Microrobots to perform surgical operations in the human body

Edit Hook

Microrobots designed using biomimicry principles are being developed to perform non-invasive surgical procedures in the human body. Ha and Goo of Konkuk University in South Korea (reference 1) and Zhang, Peyer, Kratochvil and Nelson of the Institute of Robotics and Intelligent Systems at the Swiss Federal Institute of Technology (2) have built and tested swimming microrobots with a flagella propulsion system derived from bacteria such as E. coli. This can enable a microrobot to travel independently within the human body, using channels such as the cardiovascular system and urogenital system, to the operation site. The Multiscale Biomimetics Systems Laboratory at Seoul University is developing surgical microrobots for tasks such as clearing chronic obstructions in coronary arteries - Chronic Total Occlusions - (3) that are problematic using existing surgical techniques (4). Edd et al. of the Department of Mechanical Engineering, University of California Berkeley, have proposed that such swimming surgical microrobots can be used for destroying kidney stones (5).1=Ha N. S. and Goo N. S. (2010) Propulsion Modelling and Analysis of a Biomimetic Swimmer, Journal of Bionic Engineering, 7:259-2662=http://www.iris.ethz.ch/msrl/research/micro/helical_swimmers3=http://mbsl.snu.ac.kr/wiki/doku.php id=research:research#biomimetic_microrobots_for_cardiovascular_diseases_and_colon_endoscope4=Aziz S. and Ramsdale D. R. (2005) 'Chronic total occlusions - a stiff challenge requiring a major breakthrough: is there light at the end of the tunnel?' Heart, 91:42-485=Edd J, et al (2003) 'Biomimetic propulsion for a swimming surgical micro-robot' IEEE/RSJ International Conference on Intelligent Robots and Systems, Proceedings volume 3:2583-2588

Biomimicry Story

Escherichia coli (E. coli) bacteria propel themselves by the helical movement of whip-like protuberances called flagella. The source of the rotary motion is a motor at the base of the flagella, powered by the movement of hydrogen ions across the cell membrane.

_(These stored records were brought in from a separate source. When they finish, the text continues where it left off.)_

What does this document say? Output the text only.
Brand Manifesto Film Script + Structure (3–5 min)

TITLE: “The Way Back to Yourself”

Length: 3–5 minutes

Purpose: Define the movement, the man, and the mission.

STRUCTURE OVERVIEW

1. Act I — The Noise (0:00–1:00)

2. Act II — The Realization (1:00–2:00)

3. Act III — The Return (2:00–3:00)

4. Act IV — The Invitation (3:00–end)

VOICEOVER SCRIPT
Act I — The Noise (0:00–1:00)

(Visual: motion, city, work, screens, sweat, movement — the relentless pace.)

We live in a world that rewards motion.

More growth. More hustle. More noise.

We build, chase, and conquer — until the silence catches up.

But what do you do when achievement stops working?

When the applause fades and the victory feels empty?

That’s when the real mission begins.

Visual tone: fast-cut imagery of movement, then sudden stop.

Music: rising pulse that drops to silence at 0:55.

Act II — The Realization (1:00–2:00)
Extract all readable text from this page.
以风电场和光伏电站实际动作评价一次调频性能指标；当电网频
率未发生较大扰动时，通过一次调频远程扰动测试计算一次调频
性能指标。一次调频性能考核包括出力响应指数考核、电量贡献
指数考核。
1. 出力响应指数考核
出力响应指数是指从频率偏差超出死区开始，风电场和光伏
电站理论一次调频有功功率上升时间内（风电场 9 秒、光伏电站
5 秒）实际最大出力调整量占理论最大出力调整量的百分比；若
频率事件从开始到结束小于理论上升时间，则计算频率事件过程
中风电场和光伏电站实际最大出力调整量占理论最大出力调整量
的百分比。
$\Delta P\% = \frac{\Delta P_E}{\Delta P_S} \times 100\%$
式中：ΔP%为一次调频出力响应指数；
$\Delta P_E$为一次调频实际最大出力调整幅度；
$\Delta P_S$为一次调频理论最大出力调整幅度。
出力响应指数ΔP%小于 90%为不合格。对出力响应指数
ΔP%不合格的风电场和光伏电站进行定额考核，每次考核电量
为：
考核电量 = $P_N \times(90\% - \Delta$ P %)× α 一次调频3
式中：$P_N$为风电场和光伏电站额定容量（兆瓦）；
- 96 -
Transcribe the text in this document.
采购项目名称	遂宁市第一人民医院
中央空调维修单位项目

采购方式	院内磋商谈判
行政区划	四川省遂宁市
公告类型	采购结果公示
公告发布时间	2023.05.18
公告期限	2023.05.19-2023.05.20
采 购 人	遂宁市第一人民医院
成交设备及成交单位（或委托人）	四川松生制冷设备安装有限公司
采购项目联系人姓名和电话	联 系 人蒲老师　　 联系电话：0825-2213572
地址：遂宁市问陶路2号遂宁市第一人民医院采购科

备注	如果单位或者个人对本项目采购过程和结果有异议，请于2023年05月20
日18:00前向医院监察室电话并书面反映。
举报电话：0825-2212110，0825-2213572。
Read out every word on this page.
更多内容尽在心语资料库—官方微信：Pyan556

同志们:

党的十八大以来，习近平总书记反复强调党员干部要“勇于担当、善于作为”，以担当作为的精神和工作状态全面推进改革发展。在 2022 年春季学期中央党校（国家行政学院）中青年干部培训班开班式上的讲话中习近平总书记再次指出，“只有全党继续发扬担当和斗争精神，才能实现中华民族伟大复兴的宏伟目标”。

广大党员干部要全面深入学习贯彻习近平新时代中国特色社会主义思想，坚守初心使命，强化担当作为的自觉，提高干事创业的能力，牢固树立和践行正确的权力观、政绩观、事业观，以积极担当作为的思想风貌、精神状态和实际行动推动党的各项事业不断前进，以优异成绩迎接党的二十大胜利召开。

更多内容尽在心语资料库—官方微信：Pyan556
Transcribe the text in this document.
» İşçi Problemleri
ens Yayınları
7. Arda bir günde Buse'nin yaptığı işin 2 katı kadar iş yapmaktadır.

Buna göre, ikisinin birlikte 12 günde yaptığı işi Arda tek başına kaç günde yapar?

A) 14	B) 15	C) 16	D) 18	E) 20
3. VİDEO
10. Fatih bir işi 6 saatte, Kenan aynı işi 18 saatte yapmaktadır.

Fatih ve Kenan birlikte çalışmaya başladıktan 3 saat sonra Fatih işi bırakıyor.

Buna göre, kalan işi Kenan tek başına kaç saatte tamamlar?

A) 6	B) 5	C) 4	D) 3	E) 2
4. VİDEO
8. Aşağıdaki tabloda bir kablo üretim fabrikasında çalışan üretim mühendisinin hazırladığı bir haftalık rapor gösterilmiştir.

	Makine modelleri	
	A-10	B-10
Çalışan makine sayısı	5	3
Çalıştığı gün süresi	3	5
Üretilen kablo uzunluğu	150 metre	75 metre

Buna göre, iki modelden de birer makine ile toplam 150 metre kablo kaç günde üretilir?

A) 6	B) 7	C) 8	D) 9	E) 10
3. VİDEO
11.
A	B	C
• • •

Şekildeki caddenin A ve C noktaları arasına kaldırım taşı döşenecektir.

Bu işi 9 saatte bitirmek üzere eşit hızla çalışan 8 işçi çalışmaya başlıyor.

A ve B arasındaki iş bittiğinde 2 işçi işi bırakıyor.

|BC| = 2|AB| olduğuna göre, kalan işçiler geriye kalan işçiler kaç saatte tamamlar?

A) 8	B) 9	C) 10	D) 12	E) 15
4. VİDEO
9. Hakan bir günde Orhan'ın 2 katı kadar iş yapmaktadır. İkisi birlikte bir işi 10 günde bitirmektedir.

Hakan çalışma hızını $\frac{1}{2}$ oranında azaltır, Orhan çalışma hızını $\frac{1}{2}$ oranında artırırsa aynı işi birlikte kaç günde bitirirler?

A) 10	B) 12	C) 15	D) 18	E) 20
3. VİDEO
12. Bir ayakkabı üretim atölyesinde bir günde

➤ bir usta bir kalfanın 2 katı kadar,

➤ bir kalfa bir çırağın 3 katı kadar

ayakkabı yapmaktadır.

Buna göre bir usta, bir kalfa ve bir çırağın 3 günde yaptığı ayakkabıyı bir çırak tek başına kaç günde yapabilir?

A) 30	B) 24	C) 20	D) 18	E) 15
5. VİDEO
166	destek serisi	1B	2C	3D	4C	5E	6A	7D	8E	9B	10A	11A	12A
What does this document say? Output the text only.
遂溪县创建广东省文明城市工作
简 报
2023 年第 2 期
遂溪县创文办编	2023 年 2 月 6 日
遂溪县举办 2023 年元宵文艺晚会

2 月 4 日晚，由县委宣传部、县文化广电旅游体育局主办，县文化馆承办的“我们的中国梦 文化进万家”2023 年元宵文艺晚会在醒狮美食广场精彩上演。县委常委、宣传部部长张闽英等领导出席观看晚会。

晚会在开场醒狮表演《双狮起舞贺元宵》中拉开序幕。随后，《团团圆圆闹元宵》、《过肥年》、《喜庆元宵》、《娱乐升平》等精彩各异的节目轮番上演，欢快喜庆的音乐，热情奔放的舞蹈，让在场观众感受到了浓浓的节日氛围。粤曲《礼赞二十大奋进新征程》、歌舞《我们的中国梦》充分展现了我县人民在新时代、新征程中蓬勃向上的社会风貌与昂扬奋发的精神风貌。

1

Helical flagella motion is extremely effective at moving the bacteria through liquid media, providing speeds of up to 60 cell lengths/second. The bacteria's motor is comparable in structure and function to an electric motor. As mentioned above, researchers have been inspired by nature to build swimming microrobots that replicate the motion of bacteria such as E. coli. Work like this provides a precedent for the construction of machines that function at a microscopic scale, as bacteria do.

Challenges Solved

Firstly, surgery is an invasive procedure that requires incisions to be made through tissue, such as skin and muscle, between the surgeon and the location in the body to be operated on. This causes "collateral damage" to the body and consequential physiological stress. In recent years keyhole surgery, aka minimally invasive surgery, made practical by advances in digital technology, has mitigated this collateral damage. Surgical microrobots are a further step, enabling surgical procedures to be undertaken with no collateral damage.Secondly, precision in traditional surgery is delimited by the manual dexterity of the surgeon. Surgical microrobots, being very small entities, would be able to offer a much higher level of precision - microscopic sensing and action.